What good is this if you can't write to it?  PVM comes to mind (or its
successor), and MPI.

I think I (and many others) would be happy if they had a system similiar to
an RS/6000 SP2, which is essentially the same as what you're talking about.
And I don't need the OS to do thread migration (which particularly in a 
distributed memory model is expensive).  

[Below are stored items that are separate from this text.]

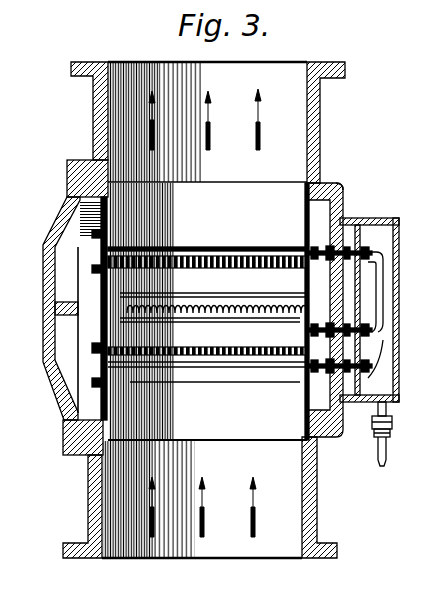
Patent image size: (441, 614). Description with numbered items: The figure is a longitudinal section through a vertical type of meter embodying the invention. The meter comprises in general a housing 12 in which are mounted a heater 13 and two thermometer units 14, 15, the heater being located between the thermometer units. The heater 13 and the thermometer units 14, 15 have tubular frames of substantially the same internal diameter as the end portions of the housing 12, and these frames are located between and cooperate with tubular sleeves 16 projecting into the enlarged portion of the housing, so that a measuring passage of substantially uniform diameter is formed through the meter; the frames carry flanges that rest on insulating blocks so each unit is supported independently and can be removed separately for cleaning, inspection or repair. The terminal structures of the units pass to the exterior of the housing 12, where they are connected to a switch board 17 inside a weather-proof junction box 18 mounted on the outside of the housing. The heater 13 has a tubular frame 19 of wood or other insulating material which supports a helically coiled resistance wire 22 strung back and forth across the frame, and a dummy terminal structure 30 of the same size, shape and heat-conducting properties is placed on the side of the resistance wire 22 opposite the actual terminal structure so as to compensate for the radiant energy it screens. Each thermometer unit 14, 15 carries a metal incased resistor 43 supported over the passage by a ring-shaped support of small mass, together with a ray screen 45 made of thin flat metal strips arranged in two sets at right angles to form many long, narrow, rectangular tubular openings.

The housing 12 is at (321, 108).
The heater 13 is at (397, 300).
The thermometer unit 14 is at (303, 380).
The thermometer unit 15 is at (300, 243).
The tubular sleeves 16 is at (112, 213).
The switch board 17 is at (371, 289).
The junction box 18 is at (398, 243).
The tubular frame 19 is at (406, 434).
The resistance wire 22 is at (217, 328).
The dummy terminal structure 30 is at (214, 318).
The metal incased resistor 43 is at (225, 252).
The ray screen 45 is at (196, 270).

It depends very much on what you want this box to do.  Most supercomputer
architectures (and clusters) are designed for particular application
characteristics.  You need to think about your scope.  Are you trying to
solve the avid hacker's cluster dream with a hodge podge array of machinery
or are you building a cluster consisting of n # of nodes doing parallel
processing, which each node being pretty much a standard config..

Trying to be the be all end all usually isn't a good idea for massively 
parallel situations.

My $.02,
Chris

-- 
Frisbeetarianism, n.:
    The belief that when you die, your soul goes up on the roof and gets stuck.